Ainsi donc, pour certain plans (notamment ceux des bains de foules de Claude François) on vu la scène presque derrière l'épaule de ce dernier, tandis que pour d'autres, la caméra nous fait prendre du recule et conscience que notre héros de la scène précédente est en fait un type complètement paumé qui ne sait pas s'y prendre pour se faire aimer. Mais l'analyse de ce film n'est pas, à mon sens, très pertinente car ce n'est pas la volonté de Siri que l'on dissèque sa mise en scène (en pourtant, certains plan séquences sont réellement géniaux, notamment celui de la poursuite en voiture).
Non content de nous livrer l’une des meilleures réalisations
française actuelle, Florent Emilio a su s’emparer d’un mythe fondateur
de plusieurs générations françaises pour y traduire de la façon la plus
sincère qui soit ses propres obsessions (besoin d’être aimé sans savoir
s’y prendre, perte du père)…
Avec un scénario, transcendé par la mise en scène qui joue sur notre
fascination/répulsion du personnage, qui balaye avec des partis pris
surprenants, la vie de Claude François en questionnant un mythe et son
art, en évoquant par le cadre et non par le verbiage (on se souvient du
décevant L’Histoire d’un Mec sur Coluche), Siri, nous dépeint ici, et
toujours en s’adressant complètement à nos sens et à nos émotions, les
travers et les joies de l'une des figure iconique franco-française du XXème siècle.

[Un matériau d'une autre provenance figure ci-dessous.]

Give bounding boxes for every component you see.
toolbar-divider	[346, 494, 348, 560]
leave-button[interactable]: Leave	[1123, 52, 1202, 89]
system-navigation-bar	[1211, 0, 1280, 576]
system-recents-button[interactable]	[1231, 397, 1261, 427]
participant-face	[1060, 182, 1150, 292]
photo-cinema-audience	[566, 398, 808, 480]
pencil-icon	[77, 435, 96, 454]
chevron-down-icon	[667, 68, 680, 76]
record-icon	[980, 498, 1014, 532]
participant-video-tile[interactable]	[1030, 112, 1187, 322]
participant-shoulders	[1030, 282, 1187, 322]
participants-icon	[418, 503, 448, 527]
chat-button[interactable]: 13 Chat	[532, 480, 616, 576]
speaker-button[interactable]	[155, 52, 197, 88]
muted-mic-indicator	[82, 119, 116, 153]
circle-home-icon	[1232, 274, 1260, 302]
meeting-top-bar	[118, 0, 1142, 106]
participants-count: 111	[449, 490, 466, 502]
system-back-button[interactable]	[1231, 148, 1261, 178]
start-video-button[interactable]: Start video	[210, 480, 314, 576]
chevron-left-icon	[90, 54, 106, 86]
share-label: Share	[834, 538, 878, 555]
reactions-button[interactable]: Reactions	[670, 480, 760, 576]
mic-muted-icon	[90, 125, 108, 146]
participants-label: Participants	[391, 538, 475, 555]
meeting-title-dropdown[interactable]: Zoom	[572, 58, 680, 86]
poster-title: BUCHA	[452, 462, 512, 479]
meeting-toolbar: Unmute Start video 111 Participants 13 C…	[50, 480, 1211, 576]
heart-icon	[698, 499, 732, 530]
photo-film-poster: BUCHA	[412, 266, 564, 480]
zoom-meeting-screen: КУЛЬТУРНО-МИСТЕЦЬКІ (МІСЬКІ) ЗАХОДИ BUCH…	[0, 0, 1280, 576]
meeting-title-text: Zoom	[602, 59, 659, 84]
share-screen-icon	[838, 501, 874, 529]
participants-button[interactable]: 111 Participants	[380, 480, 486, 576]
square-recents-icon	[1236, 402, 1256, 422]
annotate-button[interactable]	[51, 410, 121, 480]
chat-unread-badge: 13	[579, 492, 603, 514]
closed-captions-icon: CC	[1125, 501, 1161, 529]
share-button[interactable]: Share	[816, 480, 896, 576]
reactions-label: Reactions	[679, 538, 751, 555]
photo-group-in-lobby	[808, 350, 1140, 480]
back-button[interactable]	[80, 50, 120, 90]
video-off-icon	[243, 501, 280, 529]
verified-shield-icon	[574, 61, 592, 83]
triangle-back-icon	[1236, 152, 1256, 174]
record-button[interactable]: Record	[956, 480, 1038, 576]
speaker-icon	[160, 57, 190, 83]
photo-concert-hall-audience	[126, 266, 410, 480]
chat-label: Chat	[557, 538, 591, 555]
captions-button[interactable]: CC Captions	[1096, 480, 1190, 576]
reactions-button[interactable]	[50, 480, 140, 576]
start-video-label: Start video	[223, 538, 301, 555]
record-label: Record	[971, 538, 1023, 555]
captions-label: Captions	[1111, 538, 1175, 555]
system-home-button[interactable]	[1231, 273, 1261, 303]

Oubliez donc la vanité et l’ego que nous servent la plupart du temps
les tacherons du cinéma français moralisateur, et plongez dans cette
aventure immersive et monumentale qu’est Cloclo car il est la promesse
(pour les optimistes) ou l’espoir (pour les réalistes) d’un cinéma
sincère et viscéral qui s’adresse à notre cœur et à nos tripes plus qu'à notre intellect franchouillard.